Reducing Unintended Pregnancies for Low-Income Women

Children born to young, unmarried mothers in the United States face an elevated risk of poverty. More than half of births last year to women under the age of thirty were outside of marriage. In 2012, single mothers headed nearly 25 percent of families, compared to 13 percent in 1970 (U.S. Census Bureau 2012). In that same year, 47 percent of children living in single-mother families lived below the federal poverty level, more than four times the 11 percent poverty rate for children living with their married parents (U.S. Census Bureau 2013). Children of single mothers fare less well in school and in life than children of married parents (see McLanahan and Sandefur 1994; Waldfogel, Craigie, and Brooks-Gunn 2010). For these reasons, addressing the situation into which children are born needs to be a key component in our nation’s fight against poverty.

Most single mothers claim that their pregnancy was unwanted or mistimed. Because births to unmarried mothers are largely unintended births, we believe that the most realistic approach to slowing the growth of single-parent families is to help women delay childbearing until both parents are ready to raise a child and prepared to make a long-term commitment to the other parent. Doing so will improve child well-being and reduce child poverty rates. 

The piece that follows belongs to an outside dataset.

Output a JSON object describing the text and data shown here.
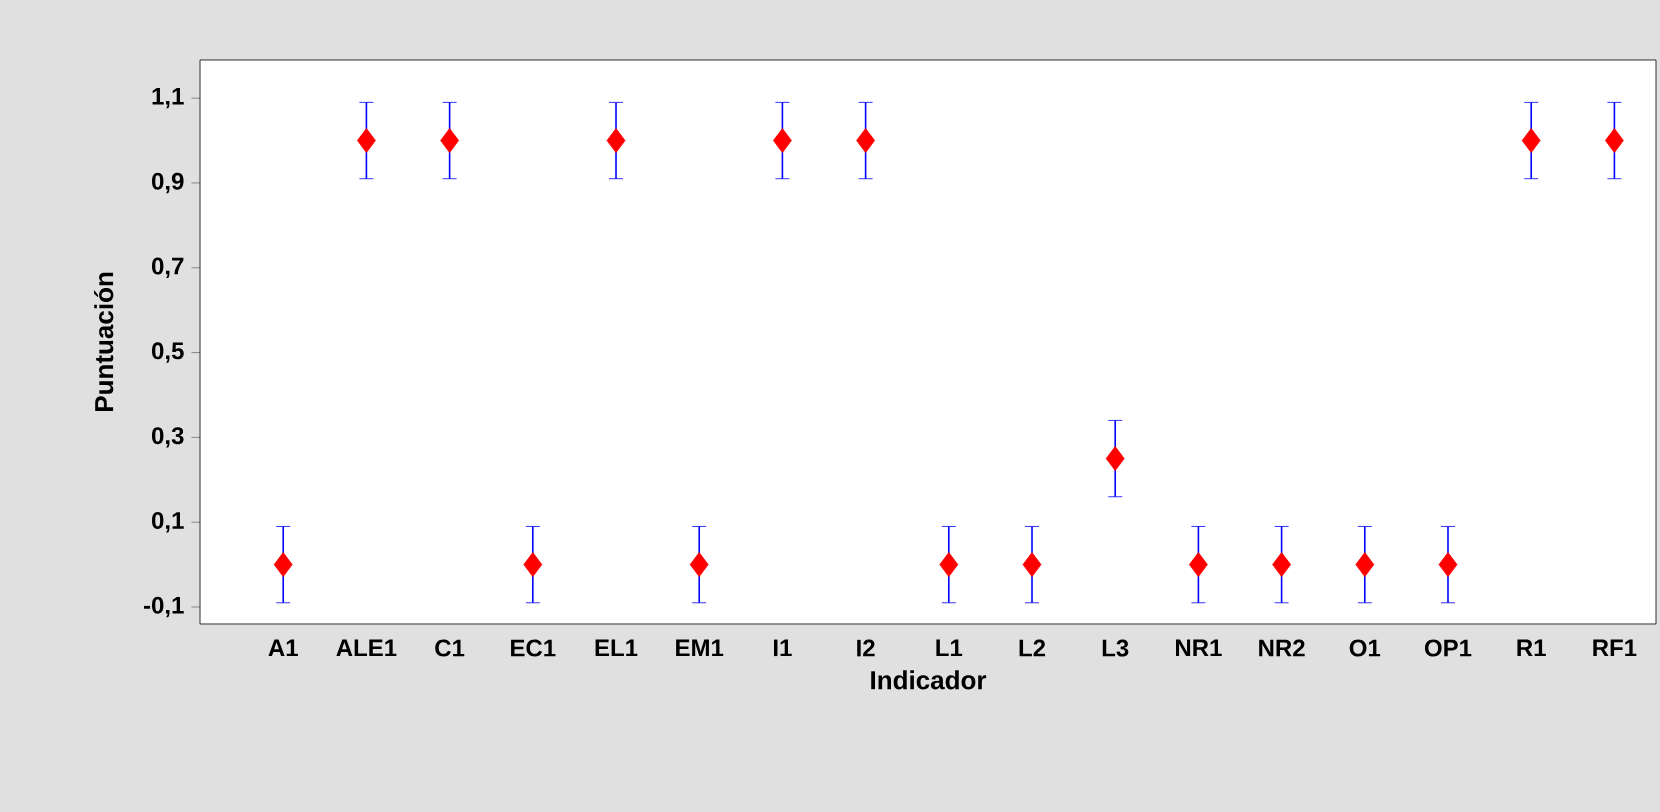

To that end, we propose a social marketing campaign designed to improve knowledge and attitudes about ways to prevent unintended pregnancies so that women can make better-informed decisions. Specifically, we propose that the U.S. Department of Health and Human Services’ Office of Population Affairs (OPA) use Title X monies to fund states for the purpose of launching a social marketing campaign to educate women about the safety, effectiveness, and convenience of long-acting reversible contraceptives, or LARCs. These state-run campaigns would target the population of women most vulnerable to births outside of marriage: low-income women between the ages of fifteen and thirty.